Brown and Levinson’s (1987) Politeness Theory
Face: ‘The public self-image’ or reputation, self-esteem of a person. “…face is something that can be lost, maintained, or enhanced, and must be constantly attended to in interaction. In general, people cooperate (and assume each other’s cooperation) in maintaining face in interaction.”
Negative Face and Positive Face
Brown and Levinson (1987: 62)
- Negative face is the want to interact without being impeded by others. It represents the desire for autonomy, personal space, freedom from imposition, and freedom of action.
- Positive face, on the other hand, is related to the want to be approved of by other people.
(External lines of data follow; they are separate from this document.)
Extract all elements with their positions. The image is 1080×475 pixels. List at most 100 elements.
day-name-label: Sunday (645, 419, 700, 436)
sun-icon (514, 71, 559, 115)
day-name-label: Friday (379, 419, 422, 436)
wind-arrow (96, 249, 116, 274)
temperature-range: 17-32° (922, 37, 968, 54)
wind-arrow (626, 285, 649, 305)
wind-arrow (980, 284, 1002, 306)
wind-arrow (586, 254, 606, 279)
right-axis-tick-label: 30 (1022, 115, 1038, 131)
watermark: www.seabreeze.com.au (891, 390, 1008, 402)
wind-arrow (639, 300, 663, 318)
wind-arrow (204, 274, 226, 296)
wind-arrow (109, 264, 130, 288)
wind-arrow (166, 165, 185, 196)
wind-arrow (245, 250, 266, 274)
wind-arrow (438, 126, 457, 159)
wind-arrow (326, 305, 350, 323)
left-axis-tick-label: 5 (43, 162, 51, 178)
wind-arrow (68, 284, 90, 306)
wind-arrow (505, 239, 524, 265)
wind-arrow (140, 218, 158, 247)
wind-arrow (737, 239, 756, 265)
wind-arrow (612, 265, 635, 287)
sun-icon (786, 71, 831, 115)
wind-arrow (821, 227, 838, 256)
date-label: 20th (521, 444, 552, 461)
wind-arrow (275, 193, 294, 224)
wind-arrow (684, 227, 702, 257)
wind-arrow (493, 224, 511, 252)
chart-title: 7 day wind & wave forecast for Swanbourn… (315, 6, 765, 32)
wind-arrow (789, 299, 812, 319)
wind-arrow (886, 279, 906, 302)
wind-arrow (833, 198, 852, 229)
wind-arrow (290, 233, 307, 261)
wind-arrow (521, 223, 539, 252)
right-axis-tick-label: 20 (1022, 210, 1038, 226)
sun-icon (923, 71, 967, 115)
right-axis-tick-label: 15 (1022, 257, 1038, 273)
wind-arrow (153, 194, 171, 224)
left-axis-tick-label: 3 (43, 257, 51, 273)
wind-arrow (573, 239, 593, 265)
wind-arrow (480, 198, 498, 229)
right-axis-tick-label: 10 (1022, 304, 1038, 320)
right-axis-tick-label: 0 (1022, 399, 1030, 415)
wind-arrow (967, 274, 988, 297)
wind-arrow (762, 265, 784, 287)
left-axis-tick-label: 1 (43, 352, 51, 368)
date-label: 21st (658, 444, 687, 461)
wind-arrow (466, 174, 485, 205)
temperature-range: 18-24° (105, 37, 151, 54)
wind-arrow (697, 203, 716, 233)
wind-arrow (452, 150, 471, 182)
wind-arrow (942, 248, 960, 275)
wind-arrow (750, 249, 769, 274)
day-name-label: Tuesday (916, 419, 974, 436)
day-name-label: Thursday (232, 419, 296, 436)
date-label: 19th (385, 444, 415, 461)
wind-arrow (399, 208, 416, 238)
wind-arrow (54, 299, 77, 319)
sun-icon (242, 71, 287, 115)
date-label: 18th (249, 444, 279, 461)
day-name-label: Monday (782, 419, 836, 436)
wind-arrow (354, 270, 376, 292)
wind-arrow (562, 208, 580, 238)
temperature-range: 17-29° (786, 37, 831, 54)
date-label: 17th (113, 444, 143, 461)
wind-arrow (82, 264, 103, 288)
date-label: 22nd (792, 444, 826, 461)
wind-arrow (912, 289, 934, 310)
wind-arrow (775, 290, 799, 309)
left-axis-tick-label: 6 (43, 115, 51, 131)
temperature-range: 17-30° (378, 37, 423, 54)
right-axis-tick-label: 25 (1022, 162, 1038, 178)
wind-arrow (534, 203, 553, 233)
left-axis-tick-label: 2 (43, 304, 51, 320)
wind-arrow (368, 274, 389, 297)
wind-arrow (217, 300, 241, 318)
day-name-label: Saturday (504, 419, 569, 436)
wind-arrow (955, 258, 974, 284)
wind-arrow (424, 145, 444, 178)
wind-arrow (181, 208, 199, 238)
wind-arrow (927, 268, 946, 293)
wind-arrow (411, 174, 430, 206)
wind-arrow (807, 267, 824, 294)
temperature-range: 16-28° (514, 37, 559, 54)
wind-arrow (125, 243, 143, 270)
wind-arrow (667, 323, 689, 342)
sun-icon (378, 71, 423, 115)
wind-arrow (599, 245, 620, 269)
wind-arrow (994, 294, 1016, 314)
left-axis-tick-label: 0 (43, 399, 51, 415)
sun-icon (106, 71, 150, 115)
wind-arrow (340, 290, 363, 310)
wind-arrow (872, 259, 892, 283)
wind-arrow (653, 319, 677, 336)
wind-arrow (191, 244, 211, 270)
It is associated with one’s desire for approval, the desire to be acknowledged and approved of.
Five Superstrategies for Performing FTAs
- Bald-on record: FTA performed bald-on-record, in a direct and concise way without softening action.
- Positive Politeness: FTA performed with softening action. Strategies oriented towards the positive face of the hearer.
- Negative Politeness: FTA performed with softening action. Strategies oriented towards the negative face of the hearer.
- Off-record: FTA performed off-record. Strategies that might allow the act to have more than one interpretation.
- Avoidance: FTA not performed.
Positive Politeness Strategies
- Notice and attend to H’s wants and needs
- Exaggerate interest, approval, sympathy
- Use in-group identity markers
- Seek agreement/avoid disagreement
- Assert common ground
- Joke
- Be optimistic
- Give offers, promises, reasons, sympathy, understanding, cooperation
Negative Politeness Strategies
- Be indirect
- Be pessimistic
- Minimize imposition
- Give deference
- Apologize
- Depersonalize (avoid ‘you’, ‘I’)
Superstrategies Summarized
Briefly summarized, with positive politeness the main strategy is to claim common ground, convey that the speaker and hearer are co-operators, etc. Negative politeness, on the other hand, focuses on minimizing the imposition by attempting to soften it. This is usually achieved by indirectness.